1. Filter the data and create a new DataFrame or table to retrieve all the rows where the total_votes count is equal to or greater than 20 to pick reviews that are more likely to be helpful and to avoid having division by zero errors later on.

2. Filter the new DataFrame or table created in Step 1 and create a new DataFrame or table to retrieve all the rows where the number of helpful_votes divided by total_votes is equal to or greater than 50%.

3. If you use the SQL option below, you’ll need to cast your columns as floats using WHERE CAST(helpful_votes AS FLOAT)/CAST(total_votes AS FLOAT) >=0.5.
Filter the DataFrame or table created in Step 2, and create a new DataFrame or table that retrieves all the rows where a review was written as part of the Vine program (paid), vine == 'Y'.

4. Repeat Step 3, but this time retrieve all the rows where the review was not part of the Vine program (unpaid), vine == 'N'.

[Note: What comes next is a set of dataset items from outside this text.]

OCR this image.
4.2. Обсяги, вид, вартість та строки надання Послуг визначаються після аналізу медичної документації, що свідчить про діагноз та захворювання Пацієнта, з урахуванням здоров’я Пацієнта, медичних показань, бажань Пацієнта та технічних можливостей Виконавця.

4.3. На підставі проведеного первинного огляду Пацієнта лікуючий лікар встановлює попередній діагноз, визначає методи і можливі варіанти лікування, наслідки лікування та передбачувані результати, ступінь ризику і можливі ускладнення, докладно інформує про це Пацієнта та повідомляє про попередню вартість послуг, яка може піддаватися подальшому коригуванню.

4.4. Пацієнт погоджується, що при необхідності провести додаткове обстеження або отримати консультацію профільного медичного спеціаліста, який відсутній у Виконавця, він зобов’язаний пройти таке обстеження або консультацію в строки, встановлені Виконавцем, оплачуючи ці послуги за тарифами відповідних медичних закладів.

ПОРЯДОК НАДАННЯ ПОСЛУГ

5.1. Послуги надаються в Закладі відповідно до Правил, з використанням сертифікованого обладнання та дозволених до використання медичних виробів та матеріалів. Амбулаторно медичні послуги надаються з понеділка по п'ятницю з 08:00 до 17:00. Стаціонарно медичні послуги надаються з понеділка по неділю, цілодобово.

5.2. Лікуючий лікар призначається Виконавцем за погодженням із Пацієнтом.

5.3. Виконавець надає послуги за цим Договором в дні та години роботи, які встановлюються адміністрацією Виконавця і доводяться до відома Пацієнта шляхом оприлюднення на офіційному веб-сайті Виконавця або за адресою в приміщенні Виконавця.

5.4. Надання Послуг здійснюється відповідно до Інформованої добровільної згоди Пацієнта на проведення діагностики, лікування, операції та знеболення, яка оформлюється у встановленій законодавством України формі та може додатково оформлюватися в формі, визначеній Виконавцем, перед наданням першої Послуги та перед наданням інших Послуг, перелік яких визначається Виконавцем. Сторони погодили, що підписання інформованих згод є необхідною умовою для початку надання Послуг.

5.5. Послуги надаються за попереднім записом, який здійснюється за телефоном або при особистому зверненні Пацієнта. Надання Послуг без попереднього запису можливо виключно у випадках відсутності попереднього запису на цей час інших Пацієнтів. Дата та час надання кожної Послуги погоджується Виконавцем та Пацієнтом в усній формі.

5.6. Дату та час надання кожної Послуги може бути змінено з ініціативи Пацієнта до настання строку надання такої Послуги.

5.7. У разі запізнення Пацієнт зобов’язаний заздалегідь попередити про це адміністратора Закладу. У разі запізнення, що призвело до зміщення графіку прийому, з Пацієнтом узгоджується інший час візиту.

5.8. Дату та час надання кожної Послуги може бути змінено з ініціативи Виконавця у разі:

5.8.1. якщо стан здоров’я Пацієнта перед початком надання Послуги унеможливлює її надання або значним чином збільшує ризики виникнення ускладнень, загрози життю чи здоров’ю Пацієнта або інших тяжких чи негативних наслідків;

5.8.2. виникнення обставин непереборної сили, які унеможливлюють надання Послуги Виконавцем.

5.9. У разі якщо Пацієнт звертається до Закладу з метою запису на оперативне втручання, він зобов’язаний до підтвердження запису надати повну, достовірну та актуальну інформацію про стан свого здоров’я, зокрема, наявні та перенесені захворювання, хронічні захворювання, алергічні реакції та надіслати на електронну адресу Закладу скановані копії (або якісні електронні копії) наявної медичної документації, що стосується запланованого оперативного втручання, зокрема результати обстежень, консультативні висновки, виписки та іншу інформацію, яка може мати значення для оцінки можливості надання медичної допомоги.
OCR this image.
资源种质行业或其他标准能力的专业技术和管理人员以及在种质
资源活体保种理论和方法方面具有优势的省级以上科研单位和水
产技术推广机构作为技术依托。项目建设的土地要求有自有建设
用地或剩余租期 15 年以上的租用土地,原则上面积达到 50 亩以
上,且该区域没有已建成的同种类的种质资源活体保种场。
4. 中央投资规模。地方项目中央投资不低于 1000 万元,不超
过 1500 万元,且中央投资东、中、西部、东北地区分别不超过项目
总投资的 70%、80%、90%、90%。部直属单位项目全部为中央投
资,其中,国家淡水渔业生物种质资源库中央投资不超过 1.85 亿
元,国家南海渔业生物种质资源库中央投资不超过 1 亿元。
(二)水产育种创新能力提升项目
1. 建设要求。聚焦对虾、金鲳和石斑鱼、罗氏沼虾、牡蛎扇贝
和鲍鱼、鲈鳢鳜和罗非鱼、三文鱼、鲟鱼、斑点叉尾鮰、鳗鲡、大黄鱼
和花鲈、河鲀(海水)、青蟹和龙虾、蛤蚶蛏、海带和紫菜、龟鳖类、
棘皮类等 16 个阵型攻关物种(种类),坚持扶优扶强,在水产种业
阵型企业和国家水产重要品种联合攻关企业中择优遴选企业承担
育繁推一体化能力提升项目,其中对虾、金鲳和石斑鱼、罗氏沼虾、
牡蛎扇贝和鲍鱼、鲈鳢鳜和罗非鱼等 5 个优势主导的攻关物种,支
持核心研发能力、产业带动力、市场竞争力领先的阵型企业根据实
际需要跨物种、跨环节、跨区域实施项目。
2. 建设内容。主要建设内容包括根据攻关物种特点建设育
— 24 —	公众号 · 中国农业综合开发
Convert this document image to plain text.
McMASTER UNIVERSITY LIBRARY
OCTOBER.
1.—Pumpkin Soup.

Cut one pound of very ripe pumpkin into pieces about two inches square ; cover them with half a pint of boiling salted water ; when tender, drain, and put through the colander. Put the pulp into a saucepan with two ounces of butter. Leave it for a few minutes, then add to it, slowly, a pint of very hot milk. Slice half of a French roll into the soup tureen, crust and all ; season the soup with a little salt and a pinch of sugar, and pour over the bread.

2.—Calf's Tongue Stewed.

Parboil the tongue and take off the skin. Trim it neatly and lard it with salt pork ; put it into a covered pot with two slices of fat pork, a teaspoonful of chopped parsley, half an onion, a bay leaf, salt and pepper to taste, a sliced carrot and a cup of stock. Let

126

5. Determine the total number of reviews, the number of 5-star reviews, and the percentage of 5-star reviews for the two types of review (paid vs unpaid).

In [1]:
import os
spark_version = 'spark-3.3.1'
os.environ['SPARK_VERSION'] = spark_version

# install Java and spark
!apt-get update
!apt-get install openjdk-11-jdk-headless -qq > /dev/null
!wget -q http://www.apache.org/dist/spark/$SPARK_VERSION/$SPARK_VERSION-bin-hadoop3.tgz
!tar xf $SPARK_VERSION-bin-hadoop3.tgz
!pip install -q findspark

# Set Environment Variables
import os
os.environ["JAVA_HOME"] = "/usr/lib/jvm/java-11-openjdk-amd64"
os.environ["SPARK_HOME"] = f"/content/{spark_version}-bin-hadoop3"

# Start a SparkSession
import findspark
findspark.init()

#  Postgres driver that will allow Spark to interact with Postgres
!wget https://jdbc.postgresql.org/download/postgresql-42.2.17.jar

#  start a Spark session with an additional option that adds the driver to Spark
from pyspark.sql import SparkSession
spark = SparkSession.builder.appName("Vine_review").config("spark.driver.extraClassPath","/content/postgresql-42.2.17.jar").getOrCreate()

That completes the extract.